Bimbo nato morto, condannati due ginecologi ed una ostetrica per omicidio colposo.
È quanto stabilito nella sentenza di primo grado arrivata ieri dopo la morte del piccolo Raffaele che purtroppo non vide mai la luce del sole dato che già morì ancor prima di nascere in una sala operatoria della clinica Tortorella.
I genitori hanno chiesto giustizia più volte e lo hanno fatto attraverso il loro legale di fiducia, l’avvocato Laura Ceccarelli. Come si legge su “Il Mattino”, è stato un interminabile procedimento segnato da un cambio di giudice, dalla rinnovazione del dibattimento, da ulteriori perizie che hanno modificato l’originaria contestazione: interruzione di gravidanza.
Ieri la fine del lungo calvario con la condanna dei due ginecologi e dell’ostetrica. Si tratta dei medici Ridolgo Ragone (un anno e sei mesi per omicidio colposo e dieci mesi per falso in cartella) e Nalì Dante (un anno e otto mesi per il primo reato e dieci mesi per il secondo), quindi della ginecologa Rosaria Sorrentino, condannata ad un anno per il solo reato di omicidio colposo.

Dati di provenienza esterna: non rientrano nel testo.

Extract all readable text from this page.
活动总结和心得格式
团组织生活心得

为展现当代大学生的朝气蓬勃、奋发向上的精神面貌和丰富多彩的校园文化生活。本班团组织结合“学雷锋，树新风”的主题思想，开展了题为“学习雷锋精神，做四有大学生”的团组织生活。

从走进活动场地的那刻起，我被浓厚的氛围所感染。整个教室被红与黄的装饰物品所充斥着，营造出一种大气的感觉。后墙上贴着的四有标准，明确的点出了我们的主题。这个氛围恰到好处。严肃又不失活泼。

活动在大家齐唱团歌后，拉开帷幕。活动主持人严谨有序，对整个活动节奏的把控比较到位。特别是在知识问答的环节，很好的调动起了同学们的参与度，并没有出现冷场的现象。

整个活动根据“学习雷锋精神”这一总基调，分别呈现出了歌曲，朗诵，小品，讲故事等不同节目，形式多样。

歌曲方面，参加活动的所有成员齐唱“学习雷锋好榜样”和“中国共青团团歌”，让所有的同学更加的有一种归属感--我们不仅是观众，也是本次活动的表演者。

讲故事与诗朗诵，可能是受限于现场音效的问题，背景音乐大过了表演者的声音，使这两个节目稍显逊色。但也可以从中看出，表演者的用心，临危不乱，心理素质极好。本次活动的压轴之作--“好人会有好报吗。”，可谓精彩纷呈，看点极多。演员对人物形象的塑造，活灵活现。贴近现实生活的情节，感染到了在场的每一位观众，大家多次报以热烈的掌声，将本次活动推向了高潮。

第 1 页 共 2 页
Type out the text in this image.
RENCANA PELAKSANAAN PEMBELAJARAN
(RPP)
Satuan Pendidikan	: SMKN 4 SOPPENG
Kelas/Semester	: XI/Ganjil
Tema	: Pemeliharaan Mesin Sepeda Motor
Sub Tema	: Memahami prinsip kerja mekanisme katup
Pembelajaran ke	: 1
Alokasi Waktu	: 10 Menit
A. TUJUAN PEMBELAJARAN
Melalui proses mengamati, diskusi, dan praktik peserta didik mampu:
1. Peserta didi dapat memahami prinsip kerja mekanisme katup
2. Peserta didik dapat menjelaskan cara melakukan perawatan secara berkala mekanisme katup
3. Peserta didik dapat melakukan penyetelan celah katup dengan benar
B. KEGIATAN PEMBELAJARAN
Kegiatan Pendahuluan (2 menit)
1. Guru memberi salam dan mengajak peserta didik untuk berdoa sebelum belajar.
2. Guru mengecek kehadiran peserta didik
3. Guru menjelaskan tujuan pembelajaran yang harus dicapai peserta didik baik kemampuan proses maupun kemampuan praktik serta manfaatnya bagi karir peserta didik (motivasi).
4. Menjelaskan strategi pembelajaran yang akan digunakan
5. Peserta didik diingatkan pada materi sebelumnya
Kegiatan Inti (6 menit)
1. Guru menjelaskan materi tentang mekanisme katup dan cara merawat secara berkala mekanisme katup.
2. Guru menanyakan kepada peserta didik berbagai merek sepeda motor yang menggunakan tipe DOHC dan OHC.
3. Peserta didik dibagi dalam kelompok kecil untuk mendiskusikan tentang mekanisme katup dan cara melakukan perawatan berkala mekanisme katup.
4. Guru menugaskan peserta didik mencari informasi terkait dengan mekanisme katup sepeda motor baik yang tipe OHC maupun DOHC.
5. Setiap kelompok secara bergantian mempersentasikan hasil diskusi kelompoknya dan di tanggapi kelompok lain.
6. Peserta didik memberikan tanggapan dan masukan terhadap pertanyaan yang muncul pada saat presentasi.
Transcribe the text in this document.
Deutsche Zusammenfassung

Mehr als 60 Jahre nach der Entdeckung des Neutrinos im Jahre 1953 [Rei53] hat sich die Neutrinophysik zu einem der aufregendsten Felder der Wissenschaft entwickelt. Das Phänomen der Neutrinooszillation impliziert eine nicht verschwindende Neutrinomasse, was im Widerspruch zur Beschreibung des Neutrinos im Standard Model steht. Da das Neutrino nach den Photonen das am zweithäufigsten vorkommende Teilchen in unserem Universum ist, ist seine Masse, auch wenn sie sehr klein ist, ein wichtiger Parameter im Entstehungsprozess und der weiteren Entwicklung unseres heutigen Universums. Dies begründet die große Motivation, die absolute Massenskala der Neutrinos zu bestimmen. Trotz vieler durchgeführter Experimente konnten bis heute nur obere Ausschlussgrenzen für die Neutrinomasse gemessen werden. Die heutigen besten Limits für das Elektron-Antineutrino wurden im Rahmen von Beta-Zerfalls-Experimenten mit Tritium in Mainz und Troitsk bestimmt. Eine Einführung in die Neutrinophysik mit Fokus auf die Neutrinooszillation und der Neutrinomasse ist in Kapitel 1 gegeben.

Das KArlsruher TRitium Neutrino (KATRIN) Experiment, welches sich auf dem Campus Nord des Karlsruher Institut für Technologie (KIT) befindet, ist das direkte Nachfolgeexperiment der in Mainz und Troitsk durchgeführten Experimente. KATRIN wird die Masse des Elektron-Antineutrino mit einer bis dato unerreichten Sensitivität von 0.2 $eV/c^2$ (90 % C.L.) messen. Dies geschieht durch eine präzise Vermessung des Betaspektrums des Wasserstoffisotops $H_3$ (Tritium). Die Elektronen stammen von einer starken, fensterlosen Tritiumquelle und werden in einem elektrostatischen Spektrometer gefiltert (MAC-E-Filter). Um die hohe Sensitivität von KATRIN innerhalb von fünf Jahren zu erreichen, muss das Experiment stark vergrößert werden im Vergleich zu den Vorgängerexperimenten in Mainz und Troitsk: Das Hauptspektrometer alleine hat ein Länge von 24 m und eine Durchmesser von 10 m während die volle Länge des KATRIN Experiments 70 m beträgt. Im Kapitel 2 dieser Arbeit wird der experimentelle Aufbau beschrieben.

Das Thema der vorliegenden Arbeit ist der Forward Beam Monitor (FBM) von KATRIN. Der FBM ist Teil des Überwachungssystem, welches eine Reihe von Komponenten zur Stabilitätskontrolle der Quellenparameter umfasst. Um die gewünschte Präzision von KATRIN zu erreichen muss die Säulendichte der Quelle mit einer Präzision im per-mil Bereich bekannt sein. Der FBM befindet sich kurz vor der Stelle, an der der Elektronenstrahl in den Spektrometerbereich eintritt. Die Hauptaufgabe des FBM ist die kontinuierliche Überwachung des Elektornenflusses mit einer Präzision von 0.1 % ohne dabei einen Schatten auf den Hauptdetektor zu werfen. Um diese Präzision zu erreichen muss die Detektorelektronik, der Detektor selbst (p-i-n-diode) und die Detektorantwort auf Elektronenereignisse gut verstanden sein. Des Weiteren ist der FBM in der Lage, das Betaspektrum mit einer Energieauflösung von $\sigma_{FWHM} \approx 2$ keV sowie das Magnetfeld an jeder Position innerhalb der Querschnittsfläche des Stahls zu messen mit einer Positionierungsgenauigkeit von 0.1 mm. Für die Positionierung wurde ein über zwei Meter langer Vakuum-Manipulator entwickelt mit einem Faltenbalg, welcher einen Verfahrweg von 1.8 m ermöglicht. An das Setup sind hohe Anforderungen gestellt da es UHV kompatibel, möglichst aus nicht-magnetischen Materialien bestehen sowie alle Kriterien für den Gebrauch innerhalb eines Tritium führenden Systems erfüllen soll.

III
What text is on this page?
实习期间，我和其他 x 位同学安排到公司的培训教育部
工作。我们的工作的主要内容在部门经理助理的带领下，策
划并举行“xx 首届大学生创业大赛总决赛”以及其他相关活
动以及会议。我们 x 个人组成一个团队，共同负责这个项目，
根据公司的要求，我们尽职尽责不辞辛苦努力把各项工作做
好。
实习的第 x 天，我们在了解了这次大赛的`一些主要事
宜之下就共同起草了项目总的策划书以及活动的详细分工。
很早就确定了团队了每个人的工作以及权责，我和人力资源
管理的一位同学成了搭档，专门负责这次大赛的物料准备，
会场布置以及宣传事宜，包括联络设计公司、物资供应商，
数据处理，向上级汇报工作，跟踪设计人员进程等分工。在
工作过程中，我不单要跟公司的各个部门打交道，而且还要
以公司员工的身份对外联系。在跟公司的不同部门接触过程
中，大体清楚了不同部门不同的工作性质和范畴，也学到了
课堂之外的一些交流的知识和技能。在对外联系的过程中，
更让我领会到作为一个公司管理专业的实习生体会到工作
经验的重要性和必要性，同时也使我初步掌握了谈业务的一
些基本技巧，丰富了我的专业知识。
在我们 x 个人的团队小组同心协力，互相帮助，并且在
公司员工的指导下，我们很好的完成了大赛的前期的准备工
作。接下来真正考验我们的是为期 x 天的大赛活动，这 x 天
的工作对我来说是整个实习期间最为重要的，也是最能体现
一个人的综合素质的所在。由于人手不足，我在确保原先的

Nel 2014 la donna è prossima al parto. Si tratta di un maschietto ed è il primo figlio: la sera del 17 luglio fa la sua ultima visita prima del parto dal suo ginecologo. Il medico le dice di recarsi la mattina successiva in clinica. Ma, durante la notte, iniziano le contrazioni. Alle 5 la coppia contatta il ginecologo che dice loro di andare subito in clinica. Alle 5.30 la donna viene visitata dall’ostetrica di turno. Solo verso le 6.45 entra nella sua stanza il ginecologo di guardia della clinica, dopo aver incontrato la madre della paziente. Il medico interviene per romperle il sacco amniotico e l’ostetrica se ne lamenta (probabilmente la disposizione era di attendere il ginecologo di fiducia). Il liquido che fuoriesce è scuro, segno di sofferenza fetale.
Le contrazioni si intensificano e Laura viene portata in sala parto. Arriva anche il suo ginecologo. Alle 7.28 nasce il bambino, Raffaele. Laura non lo sente piangere ma le viene messo tra le braccia. Ma qualcosa non va. Interviene la pediatra che gli aspira i muchi, lo ventila e poi cerca di intubarlo non riuscendoci. I tentativi di rianimazione non vanno a buon fine.
È la denuncia del padre a dare il via al lungo iter giudiziario. Il reato contestato in prima battuta è di interruzione di gravidanza: scatta la citazione diretta a giudizio dei due ginecologi e dell’ostetrica. Nel giugno 2016 ha inizio il processo. A dibattimento quasi ultimato, il giudice viene trasferito. A luglio 2018 il processo ricomincia dinanzi ad altro giudice. Le perizie portano ad una diversa contestazione di reato. Gli atti vengono rimessi alla Procura per le nuove contestazioni. Si arriva a febbraio 2020 e l’emergenza Covid rallenta tutto. Ieri la sentenza di primo grado.
Un riconoscimento di colpa che i giudici manifestano anche nella provvisionale da 170mila euro a genitore riconosciuta a carico dei tre imputati.